Au pire, tu peux faire simple en laissant update-initramfs créer l’initramfs dans le LV racine et puis tu le copies dans la partition boot montée n’importe où hors du chroot, après avoir vérifié qu’il contient bien cryptsetup.

Ah !!! J’essayais le mode rescue de grub et non celui de l’installateur .
J’ai donc indiqué la partition /dev/VG_SSD_LV_ROOT en racine.
A première vue mon /boot est bien monté (il contient vmlinuz, initrd.img,efi,grub,…).

Alors pour ne plus faire de bêtises… Il faut que je fasse update-initramfs, c’est bien ça et je vérifie avec lsinitramfs que le fichier cryptsetup est bien présent.
Si je fais cela est ce que cela mon problème sera réglé (capture d’ecran) sachant que j’ai mis à jour mon fichier cryptroot comme d’origine.

Merci d’avance ️

Gudbes

Je pense que oui.

Note : update-initramfs risque de couiner parce que l’initramfs présent ne correspondra pas à celui généré précédemment, ce qui est normal puisque ce dernier est dans le répertoire /boot de la racine et non dans la partition boot.

D’ailleurs, comme je l’écrivais dans mon message précédent, s’il contient cryptsetup tu peux juste le mettre au bon emplacement.

Alors (roulement de tambour) tout est ok☺️☺️☺️

C’est bon plus de message d’erreur. J’ai donc démarré sur le recovery du DVD d’installation de debian et j’ai utilisé la commande : “update-initramfs -v -u” Il n’y a eu aucun message d’erreur.
J’ai redémarré et maintenant il me propose comme avant d’entrer ma passphrase pour déchiffrer mes partitions.

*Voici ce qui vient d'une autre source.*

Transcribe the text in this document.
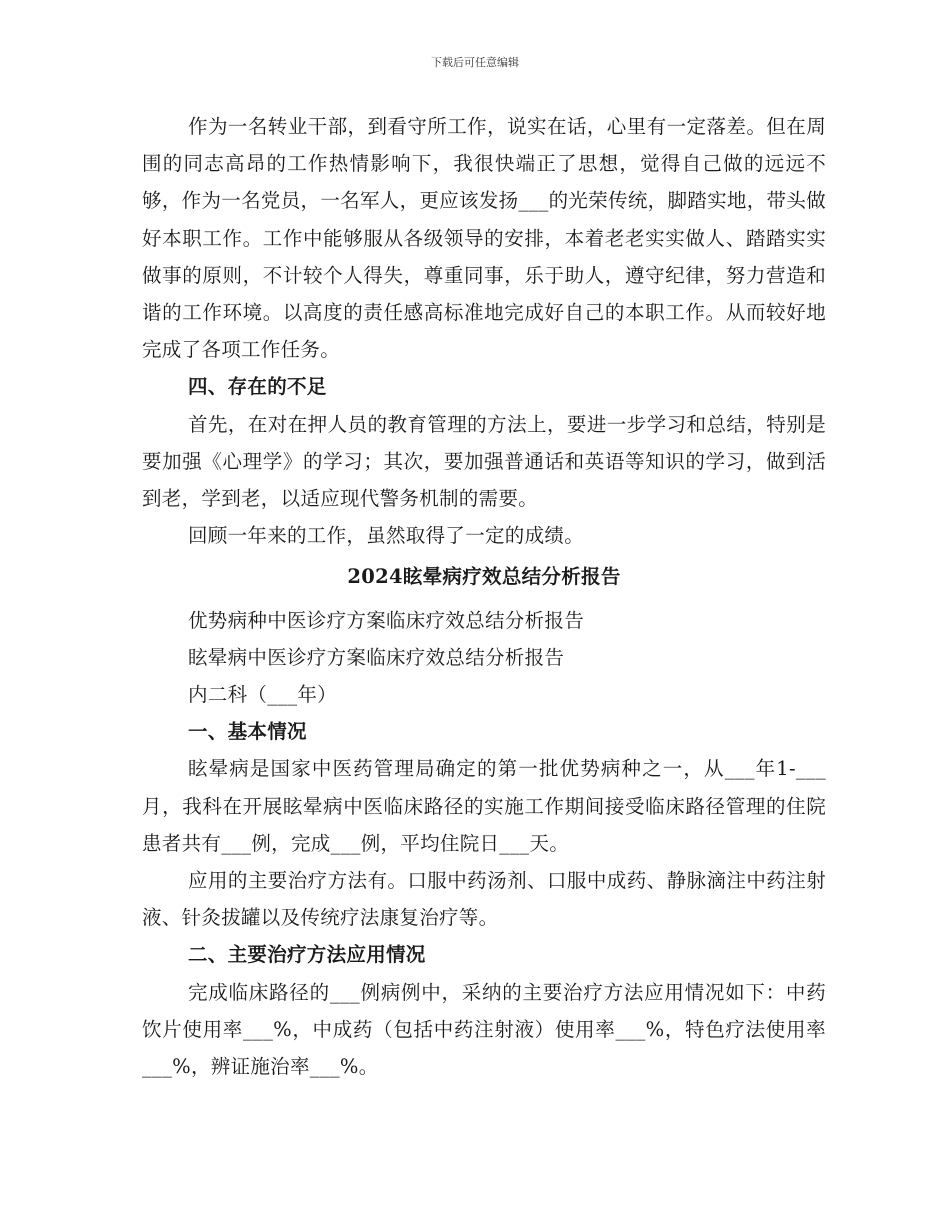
下载后可任意编辑

作为一名转业干部，到看守所工作，说实在话，心里有一定落差。但在周围的同志高昂的工作热情影响下，我很快端正了思想，觉得自己做的远远不够，作为一名党员，一名军人，更应该发扬___的光荣传统，脚踏实地，带头做好本职工作。工作中能够服从各级领导的安排，本着老老实实做人、踏踏实实做事的原则，不计较个人得失，尊重同事，乐于助人，遵守纪律，努力营造和谐的工作环境。以高度的责任感高标准地完成好自己的本职工作。从而较好地完成了各项工作任务。

四、存在的不足

首先，在对在押人员的教育管理的方法上，要进一步学习和总结，特别是要加强《心理学》的学习；其次，要加强普通话和英语等知识的学习，做到活到老，学到老，以适应现代警务机制的需要。

回顾一年来的工作，虽然取得了一定的成绩。

2024眩晕病疗效总结分析报告

优势病种中医诊疗方案临床疗效总结分析报告

眩晕病中医诊疗方案临床疗效总结分析报告

内二科（___年）

一、基本情况

眩晕病是国家中医药管理局确定的第一批优势病种之一，从___年1-___月，我科在开展眩晕病中医临床路径的实施工作期间接受临床路径管理的住院患者共有___例，完成___例，平均住院日___天。

应用的主要治疗方法有。口服中药汤剂、口服中成药、静脉滴注中药注射液、针灸拔罐以及传统疗法康复治疗等。

二、主要治疗方法应用情况

完成临床路径的___例病例中，采纳的主要治疗方法应用情况如下：中药饮片使用率___%，中成药（包括中药注射液）使用率___%，特色疗法使用率___%，辨证施治率___%。
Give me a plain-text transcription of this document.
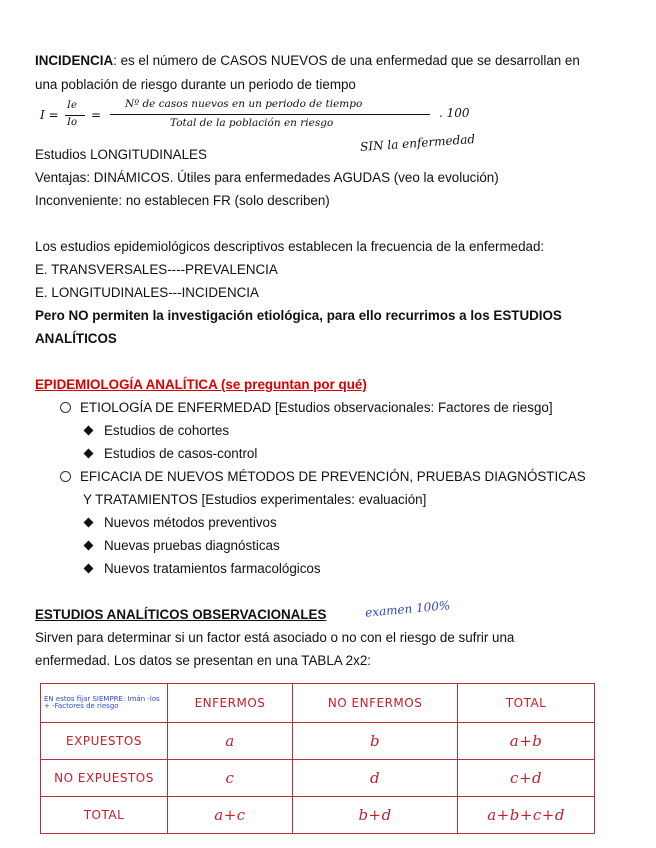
INCIDENCIA: es el número de CASOS NUEVOS de una enfermedad que se desarrollan en
una población de riesgo durante un periodo de tiempo
I =
Ie
Io
=
Nº de casos nuevos en un periodo de tiempo
Total de la población en riesgo
. 100
SIN la enfermedad
Estudios LONGITUDINALES
Ventajas: DINÁMICOS. Útiles para enfermedades AGUDAS (veo la evolución)
Inconveniente: no establecen FR (solo describen)
Los estudios epidemiológicos descriptivos establecen la frecuencia de la enfermedad:
E. TRANSVERSALES----PREVALENCIA
E. LONGITUDINALES---INCIDENCIA
Pero NO permiten la investigación etiológica, para ello recurrimos a los ESTUDIOS
ANALÍTICOS
EPIDEMIOLOGÍA ANALÍTICA (se preguntan por qué)
ETIOLOGÍA DE ENFERMEDAD [Estudios observacionales: Factores de riesgo]
Estudios de cohortes
Estudios de casos-control
EFICACIA DE NUEVOS MÉTODOS DE PREVENCIÓN, PRUEBAS DIAGNÓSTICAS
Y TRATAMIENTOS [Estudios experimentales: evaluación]
Nuevos métodos preventivos
Nuevas pruebas diagnósticas
Nuevos tratamientos farmacológicos
ESTUDIOS ANALÍTICOS OBSERVACIONALES	examen 100%
Sirven para determinar si un factor está asociado o no con el riesgo de sufrir una
enfermedad. Los datos se presentan en una TABLA 2x2:
EN estos fijar SIEMPRE: Imán -los + -Factores de riesgo	ENFERMOS	NO ENFERMOS	TOTAL
EXPUESTOS	a	b	a+b
NO EXPUESTOS	c	d	c+d
TOTAL	a+c	b+d	a+b+c+d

Encore et encore et encore merci @PascalHambourg

Bon week-end

Gudbes

Ça marche beaucoup mieux quand on fait les choses comme il faut. Et pour faire les choses comme il faut, il vaut mieux comprendre comment ça marche et savoir ce qui se passe.

Au passage, on a trop tendance à se jeter sur un système live pour dépanner une installation de Debian alors que le mode rescue de l’installateur Debian peut rendre bien des services, même s’il n’est pas aussi complet.

Un mot concernant la faille de cryptsetup que tu essayais de combler : elle n’est pertinente que sur un système dont l’amorçage est protégé contre les modifications de la ligne de commande du noyau. Sur une installation par défaut, on peut facilement obtenir un shell root dans l’initramfs sans avoir besoin d’exploiter cette faille, juste en modifiant la ligne de commande du noyau dans le chargeur d’amorçage.

PS : il y a une case à cocher pour marquer le sujet comme résolu.